Dışişleri Bakanı Babacan, toplantının başında yaptığı açıklamada, AB katılım süreci çerçevesinde hazırlanan yeni Ulusal Program'ın (UP) 31 Aralık 2008 günü Resmi Gazete'de yayımlanarak, gerek iç gerekse dış kamuoylarına duyurulduğunu anımsatarak, bugünkü toplantıda Türk kamu yönetiminin üst düzey yöneticileriyle UP çerçevesinde kendi içlerinde yapacakları çalışmaları değerlendirmek ve detayları hakkında görüş alışverişinde bulunmak için bir araya geldiklerini bildirdi.
Babacan, bu formattaki toplantıların daha önce pek çok kez yapıldığını, hatta ilkinin Cumhurbaşkanı Abdullah Gül'ün dışişleri bakanlığı döneminde düzenlendiğini söyleyerek, bugünkü toplantıda ilgili bakanlıkların müsteşarları ve AB konuları ile ilgili üst düzey yetkililerinin bulunduğunu belirtti.
"Türkiye'nin AB süreci kesintisiz bir şekilde devam etmektedir" diyen Babacan, Başbakan Recep Tayyip Erdoğan'ın, kendisi ve Devlet Bakanı Bağış ile birlikte Brüksel'de yaptığı temasların bu sürece yeni bir soluk kazandırmak açısından son derece önemli olduğunu kaydetti. Babacan, konuşmasını şöyle sürdürdü:
"Türkiye'nin bu süreçteki hedefi tam üyelik. Yani AB'ye üye olan şu andaki 27 ülke hangi haklara sahipse onlarla eşit bir statüde tam üye olmaktır.
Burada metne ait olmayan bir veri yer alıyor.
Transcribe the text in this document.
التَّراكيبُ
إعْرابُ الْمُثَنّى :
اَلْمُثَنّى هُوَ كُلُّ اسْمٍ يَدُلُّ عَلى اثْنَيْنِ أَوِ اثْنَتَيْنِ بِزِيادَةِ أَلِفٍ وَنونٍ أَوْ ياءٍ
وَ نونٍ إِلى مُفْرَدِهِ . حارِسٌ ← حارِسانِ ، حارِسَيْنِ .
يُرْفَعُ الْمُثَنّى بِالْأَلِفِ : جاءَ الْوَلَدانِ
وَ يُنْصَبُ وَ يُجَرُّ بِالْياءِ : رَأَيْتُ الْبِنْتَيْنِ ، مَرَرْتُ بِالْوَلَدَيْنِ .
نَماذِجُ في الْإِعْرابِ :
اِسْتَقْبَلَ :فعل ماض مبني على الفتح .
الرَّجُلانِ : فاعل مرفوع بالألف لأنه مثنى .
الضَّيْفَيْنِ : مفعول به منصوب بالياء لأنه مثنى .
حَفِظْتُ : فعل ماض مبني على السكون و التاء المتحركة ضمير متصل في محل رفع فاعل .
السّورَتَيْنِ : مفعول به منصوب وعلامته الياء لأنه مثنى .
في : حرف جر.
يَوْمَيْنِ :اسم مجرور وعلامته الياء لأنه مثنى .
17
Biz bu hedefle yola çıktık ve bu hedefin sapasağlam yerinde durması bizim sürecimizin sıhhatli yürümesi açısından, iç reformların belli hedeflere odaklı yürümesi açısından son derece önemli."
Babacan, Türkiye'nin şimdiye kadar pek çok reform yaptığına işaret ederek, şimdiye kadar Kopenhag kriterlerini yeterince karşılayan bir ülke sıfatını aldığını hatırlattı. Babacan, 2004'ten sonra siyasi reformların devam ettiğini, ekonomik kriterlerde de Maastricht kriterlerinin üyelik için değil üyelikten sonraki aşama yani avro bölgesine girmek için gerekli olan kriterler olduğunu anımsatarak, Türkiye'nin bu kriterlerin dördünden ikisini son 2 yıldır yakalamış durumda olduğunu belirtti.
AB sürecinin Türkiye'ye öngörülebilirlik getirdiğini de söyleyen Bakan Babacan, bu çerçevede bundan üç sene sonra nasıl bir Türkiye olacağının şimdiden görüldüğünü ve bunun iş dünyası için büyük önem taşıdığını bildirdi. Babacan, AB ile yarım yüzyıla yakın bir süredir işbirliğinin devam etmekte olduğunu hatırlatarak, önemli eşiklerin atlandığını ve bundan sonraki en önemli tarihin Türkiye'nin üyelik tarihi olacağını kaydetti.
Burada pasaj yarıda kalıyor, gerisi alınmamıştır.